Native Produces a handle
json_parse from a JSON string
json_create empty object
json_create_array empty array
json_open_file from a file
json_clone deep copy of another handle
json_item deep copy of an array element
json_at deep copy of a node at a path

Always free your handles

A handle stays in the pool until you release it with json_free. Handles produced by json_item, json_at and json_clone are independent copies — freeing or editing them never touches the source document. Use json_count to detect leaks.

new doc;
json_parse("{\"a\":1}", doc);
// ... use doc ...
json_free(doc);     // mandatory

Return values

Most natives return 1 on success and 0 on failure.

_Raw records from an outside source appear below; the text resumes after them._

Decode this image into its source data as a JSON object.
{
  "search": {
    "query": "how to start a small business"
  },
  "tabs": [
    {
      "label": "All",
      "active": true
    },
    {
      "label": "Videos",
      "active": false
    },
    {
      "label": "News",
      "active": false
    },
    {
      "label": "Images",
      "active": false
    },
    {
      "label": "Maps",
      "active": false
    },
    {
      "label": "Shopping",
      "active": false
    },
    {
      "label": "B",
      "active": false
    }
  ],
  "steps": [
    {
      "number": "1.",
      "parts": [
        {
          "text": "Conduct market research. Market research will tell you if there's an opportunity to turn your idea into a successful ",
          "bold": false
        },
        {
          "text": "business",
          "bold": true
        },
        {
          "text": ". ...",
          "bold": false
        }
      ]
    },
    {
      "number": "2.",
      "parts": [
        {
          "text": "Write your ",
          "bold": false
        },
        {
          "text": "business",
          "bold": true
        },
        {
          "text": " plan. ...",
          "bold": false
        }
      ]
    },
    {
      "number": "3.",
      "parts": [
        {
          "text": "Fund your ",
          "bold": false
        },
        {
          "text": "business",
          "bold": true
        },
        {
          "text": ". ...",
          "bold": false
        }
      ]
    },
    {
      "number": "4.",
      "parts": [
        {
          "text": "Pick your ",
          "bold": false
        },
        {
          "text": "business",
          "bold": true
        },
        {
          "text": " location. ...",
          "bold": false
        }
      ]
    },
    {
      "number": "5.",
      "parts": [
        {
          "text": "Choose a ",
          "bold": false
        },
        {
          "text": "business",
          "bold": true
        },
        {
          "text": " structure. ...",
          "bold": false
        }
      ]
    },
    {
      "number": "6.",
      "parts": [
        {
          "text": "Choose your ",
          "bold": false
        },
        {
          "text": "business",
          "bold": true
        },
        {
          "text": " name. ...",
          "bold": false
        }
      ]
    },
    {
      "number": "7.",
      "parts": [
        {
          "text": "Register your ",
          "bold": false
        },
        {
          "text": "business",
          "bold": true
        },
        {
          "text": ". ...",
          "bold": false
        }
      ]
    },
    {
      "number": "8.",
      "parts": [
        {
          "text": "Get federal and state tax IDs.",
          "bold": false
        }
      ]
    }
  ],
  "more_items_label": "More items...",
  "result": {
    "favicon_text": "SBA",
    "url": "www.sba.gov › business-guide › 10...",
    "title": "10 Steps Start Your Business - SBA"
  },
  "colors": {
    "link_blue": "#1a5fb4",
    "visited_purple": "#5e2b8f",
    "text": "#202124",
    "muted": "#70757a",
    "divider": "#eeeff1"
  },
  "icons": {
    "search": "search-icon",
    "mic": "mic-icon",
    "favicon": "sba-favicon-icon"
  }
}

The actual value you ask for is delivered through an &output reference parameter:

new level;
if (json_get_int(doc, "level", level))   // returns 1/0
    printf("level = %d", level);         // value is in `level`

Predicate natives (json_has_key, json_is_valid, json_is_array, json_is_object, json_equals) return the boolean result directly.

Paths

Every *_at native accepts two interchangeable path syntaxes:

  • JSON Pointer"/server/players/0/name"
  • Friendly"server.players[0].name"

An empty path ("") refers to the document root. See Paths.

Failure & logging

On failure, natives log a coded message (e.g. (E002) ID 5 not found ...) to the console and logs/json_samp.log. The full list is in Error codes. Tune verbosity with json_log.